Go to Laid Back cycles. Scoosh should be able to direct you. Also read a few of Dave McCraw's reviews (http://mccraw.co.uk/tag/recumbent/) , they are inspiring. He's tested just about everything at Laid Back and he's from your neck of the woods.


----------



## swscotland bentrider (10 Oct 2012)

+1 re Laidback. My Fuego was my first bent and to begin with found it twitchy and unstable as though it was about to dump me. Partly it is perception but as Byegad says: A light touch, less agressive reactions and it all comes together pretty quickly. Persevere - I didn't and swapped it for a high racer (they feel superficially so much more stable). A mistake. Now I find my Fuego to be stable and with excellent handling. To begin with climbing made me nervous, which used up energy, which slowed me down, which de-stabilised me. Now I can pedal easily up climbs which in the early days threatened to unseat me. One in particular had me in 30 x 32 in the early days, weaving and spinning like crazy to keep momentum going! Now its 38 x 28 and in a straight line! Downhill it is super stable, unbelievably fast and with excellent brakes.


----------



## byegad (10 Oct 2012)

Yes the speed thing is addictive. My AZUB-4 had 81 gears ranging from 15 to 150". (Yes, 1 5 0!  ) Blasting down a hill at 50+mph and still pedalling hard is an experience I'm glad I didn't miss.

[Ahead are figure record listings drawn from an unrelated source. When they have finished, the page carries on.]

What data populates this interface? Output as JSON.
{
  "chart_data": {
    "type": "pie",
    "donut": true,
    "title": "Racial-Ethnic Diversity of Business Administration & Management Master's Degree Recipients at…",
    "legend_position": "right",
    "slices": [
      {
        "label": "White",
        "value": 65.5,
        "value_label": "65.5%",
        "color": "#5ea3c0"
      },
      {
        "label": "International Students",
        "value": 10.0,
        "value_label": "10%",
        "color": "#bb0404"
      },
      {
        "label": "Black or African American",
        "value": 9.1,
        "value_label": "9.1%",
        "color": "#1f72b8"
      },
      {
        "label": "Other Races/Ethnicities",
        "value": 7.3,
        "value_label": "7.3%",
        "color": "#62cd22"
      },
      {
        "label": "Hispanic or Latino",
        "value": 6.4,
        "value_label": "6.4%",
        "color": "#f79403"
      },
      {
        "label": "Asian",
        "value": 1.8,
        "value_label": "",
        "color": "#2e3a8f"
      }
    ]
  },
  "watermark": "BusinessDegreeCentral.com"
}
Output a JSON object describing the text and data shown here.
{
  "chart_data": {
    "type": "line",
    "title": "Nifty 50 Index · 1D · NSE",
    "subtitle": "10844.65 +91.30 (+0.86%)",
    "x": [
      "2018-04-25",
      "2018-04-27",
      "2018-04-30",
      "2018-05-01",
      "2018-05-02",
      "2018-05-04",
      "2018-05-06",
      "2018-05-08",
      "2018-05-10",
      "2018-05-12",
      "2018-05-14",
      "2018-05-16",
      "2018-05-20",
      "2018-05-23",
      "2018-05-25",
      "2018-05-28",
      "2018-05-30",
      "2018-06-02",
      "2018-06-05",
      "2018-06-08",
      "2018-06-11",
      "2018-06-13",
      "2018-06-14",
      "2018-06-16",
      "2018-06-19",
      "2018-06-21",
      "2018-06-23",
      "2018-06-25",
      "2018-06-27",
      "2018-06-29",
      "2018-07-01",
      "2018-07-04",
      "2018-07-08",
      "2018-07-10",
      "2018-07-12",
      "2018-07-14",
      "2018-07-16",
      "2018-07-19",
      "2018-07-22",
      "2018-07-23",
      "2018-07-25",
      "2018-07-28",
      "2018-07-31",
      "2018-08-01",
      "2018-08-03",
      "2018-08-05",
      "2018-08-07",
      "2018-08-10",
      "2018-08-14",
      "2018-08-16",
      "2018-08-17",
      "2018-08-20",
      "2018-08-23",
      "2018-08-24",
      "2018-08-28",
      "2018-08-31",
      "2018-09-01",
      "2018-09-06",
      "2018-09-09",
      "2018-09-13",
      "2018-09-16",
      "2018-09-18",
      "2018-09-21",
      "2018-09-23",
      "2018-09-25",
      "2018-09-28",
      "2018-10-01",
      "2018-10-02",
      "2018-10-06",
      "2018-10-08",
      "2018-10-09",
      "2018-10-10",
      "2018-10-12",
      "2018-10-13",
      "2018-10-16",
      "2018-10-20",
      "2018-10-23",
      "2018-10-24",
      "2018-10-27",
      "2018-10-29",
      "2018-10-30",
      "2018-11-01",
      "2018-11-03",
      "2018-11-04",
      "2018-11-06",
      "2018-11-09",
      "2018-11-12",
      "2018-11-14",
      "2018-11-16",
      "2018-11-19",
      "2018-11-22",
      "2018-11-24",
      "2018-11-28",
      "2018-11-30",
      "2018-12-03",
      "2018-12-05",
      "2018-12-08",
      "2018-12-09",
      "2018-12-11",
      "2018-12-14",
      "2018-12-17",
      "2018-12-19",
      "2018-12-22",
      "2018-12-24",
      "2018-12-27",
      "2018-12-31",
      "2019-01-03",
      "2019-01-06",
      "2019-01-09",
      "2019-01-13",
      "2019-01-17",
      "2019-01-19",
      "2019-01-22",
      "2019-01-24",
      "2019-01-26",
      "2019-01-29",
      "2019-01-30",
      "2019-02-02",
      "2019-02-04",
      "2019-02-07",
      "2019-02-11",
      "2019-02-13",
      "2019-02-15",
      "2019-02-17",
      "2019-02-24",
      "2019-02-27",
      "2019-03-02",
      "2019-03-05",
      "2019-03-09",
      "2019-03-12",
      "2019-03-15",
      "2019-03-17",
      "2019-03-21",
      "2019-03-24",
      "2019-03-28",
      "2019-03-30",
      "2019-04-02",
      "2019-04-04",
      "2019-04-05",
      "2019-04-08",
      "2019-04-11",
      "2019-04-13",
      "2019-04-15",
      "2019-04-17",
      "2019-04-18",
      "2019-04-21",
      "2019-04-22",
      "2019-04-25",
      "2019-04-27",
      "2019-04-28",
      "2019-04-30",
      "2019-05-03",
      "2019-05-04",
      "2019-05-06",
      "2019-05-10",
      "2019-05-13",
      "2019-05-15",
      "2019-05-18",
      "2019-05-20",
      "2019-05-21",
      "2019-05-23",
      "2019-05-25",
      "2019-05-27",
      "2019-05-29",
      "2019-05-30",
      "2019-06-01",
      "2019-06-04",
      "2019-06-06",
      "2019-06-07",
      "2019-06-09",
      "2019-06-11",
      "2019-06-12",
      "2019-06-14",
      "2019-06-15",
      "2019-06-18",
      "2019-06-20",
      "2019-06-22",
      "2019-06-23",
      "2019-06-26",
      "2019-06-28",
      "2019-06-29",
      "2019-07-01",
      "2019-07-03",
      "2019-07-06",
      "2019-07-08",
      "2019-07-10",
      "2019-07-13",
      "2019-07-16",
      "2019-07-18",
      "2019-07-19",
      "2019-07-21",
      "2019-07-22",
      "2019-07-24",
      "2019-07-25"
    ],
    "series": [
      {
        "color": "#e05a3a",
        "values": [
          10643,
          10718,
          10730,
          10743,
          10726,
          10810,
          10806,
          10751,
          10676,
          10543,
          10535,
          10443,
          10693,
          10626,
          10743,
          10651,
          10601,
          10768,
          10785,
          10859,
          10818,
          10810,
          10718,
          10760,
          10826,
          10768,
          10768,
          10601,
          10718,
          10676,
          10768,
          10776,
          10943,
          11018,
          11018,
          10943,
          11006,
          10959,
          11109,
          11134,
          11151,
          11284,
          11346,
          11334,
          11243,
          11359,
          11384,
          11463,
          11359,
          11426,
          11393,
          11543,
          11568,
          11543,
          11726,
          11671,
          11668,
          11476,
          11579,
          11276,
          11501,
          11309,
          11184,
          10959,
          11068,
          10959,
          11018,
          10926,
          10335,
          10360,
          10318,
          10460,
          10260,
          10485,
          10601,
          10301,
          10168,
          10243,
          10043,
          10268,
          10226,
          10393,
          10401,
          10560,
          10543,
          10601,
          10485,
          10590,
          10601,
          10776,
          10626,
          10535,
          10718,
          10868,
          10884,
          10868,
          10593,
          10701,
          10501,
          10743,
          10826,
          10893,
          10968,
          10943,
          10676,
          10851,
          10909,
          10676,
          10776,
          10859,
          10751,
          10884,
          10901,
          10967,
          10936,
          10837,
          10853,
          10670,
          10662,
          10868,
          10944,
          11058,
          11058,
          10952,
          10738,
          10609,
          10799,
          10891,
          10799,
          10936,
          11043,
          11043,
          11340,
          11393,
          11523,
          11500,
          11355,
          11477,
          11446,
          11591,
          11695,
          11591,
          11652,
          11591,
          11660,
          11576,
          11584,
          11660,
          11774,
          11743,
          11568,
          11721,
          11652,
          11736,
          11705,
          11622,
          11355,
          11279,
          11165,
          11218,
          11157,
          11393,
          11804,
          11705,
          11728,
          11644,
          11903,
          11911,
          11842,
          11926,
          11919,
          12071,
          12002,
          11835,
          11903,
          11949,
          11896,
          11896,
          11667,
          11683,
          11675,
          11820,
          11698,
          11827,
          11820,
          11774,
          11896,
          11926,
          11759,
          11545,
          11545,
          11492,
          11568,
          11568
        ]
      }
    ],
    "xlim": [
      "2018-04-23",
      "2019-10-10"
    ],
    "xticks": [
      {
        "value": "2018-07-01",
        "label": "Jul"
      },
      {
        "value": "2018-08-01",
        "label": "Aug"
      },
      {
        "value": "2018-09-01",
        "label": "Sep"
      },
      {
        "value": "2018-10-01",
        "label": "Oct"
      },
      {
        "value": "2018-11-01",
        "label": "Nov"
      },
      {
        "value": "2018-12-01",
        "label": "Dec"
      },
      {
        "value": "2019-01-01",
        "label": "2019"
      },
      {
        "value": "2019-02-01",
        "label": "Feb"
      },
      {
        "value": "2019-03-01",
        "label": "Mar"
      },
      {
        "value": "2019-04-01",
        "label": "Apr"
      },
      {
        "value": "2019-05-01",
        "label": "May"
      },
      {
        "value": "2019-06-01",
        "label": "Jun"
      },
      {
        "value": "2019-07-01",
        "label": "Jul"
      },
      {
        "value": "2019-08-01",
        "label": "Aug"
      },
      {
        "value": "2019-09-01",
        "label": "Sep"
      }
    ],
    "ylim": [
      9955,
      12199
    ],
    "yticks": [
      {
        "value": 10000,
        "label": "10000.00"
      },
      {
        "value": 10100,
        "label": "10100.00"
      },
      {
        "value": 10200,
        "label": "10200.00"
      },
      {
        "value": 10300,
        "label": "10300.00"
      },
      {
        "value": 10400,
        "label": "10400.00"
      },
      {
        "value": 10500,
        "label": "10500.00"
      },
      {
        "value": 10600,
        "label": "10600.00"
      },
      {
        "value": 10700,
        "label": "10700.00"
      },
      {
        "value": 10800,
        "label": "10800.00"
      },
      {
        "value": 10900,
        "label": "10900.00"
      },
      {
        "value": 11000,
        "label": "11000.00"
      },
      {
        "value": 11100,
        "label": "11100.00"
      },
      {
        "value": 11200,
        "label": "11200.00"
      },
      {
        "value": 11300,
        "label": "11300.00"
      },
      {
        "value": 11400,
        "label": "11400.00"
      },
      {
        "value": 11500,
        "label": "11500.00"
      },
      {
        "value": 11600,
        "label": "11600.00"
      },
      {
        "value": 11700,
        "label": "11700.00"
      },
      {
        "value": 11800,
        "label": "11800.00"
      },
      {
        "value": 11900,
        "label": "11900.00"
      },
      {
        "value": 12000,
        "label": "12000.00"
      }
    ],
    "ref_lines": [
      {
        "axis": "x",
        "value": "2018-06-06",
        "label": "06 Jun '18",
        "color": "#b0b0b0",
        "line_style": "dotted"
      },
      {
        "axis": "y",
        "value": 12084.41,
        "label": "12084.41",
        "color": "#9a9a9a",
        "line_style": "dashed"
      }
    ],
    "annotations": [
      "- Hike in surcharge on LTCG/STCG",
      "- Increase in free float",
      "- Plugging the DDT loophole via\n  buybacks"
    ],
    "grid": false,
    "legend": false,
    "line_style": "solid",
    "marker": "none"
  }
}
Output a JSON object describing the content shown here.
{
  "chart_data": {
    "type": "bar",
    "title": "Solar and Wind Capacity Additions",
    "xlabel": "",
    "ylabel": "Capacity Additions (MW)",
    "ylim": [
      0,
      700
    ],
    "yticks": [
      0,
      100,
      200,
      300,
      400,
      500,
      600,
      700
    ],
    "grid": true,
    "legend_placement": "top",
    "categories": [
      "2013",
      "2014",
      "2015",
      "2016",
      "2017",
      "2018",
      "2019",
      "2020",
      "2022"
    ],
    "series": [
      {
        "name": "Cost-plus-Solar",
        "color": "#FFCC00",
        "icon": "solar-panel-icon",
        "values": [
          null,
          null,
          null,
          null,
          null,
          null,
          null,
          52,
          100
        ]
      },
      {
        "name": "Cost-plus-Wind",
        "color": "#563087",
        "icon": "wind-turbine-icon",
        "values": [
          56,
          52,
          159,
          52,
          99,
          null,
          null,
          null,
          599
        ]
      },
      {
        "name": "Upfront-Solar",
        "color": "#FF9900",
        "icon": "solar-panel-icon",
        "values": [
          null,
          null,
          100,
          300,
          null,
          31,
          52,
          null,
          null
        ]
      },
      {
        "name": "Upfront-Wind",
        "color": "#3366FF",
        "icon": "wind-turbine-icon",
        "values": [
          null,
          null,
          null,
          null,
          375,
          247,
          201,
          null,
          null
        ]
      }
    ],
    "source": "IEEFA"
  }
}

It did occur to me during one of these descents that maybe I should have opted for the disc brakes rather than the V-brakes.


----------



## ushills (10 Oct 2012)

Unfortunatly I'm in Wolverhampton, may need to book a weekend away in Edinburgh and just happen to drop in


----------



## riggsbie (11 Oct 2012)

Nice looking bike, like the colour !!


----------



## BenM (16 Oct 2012)

ushills said:


> Unfortunatly I'm in Wolverhampton, may need to book a weekend away in Edinburgh and just happen to drop in


D-tech is near Ely and much closer to you than Edinburgh... sorry got no contact details for them but others on CC have...

Ben


----------



## BlackPanther (16 Oct 2012)

Very nice. The metallic blue looks exactly like my Optima Baron.


----------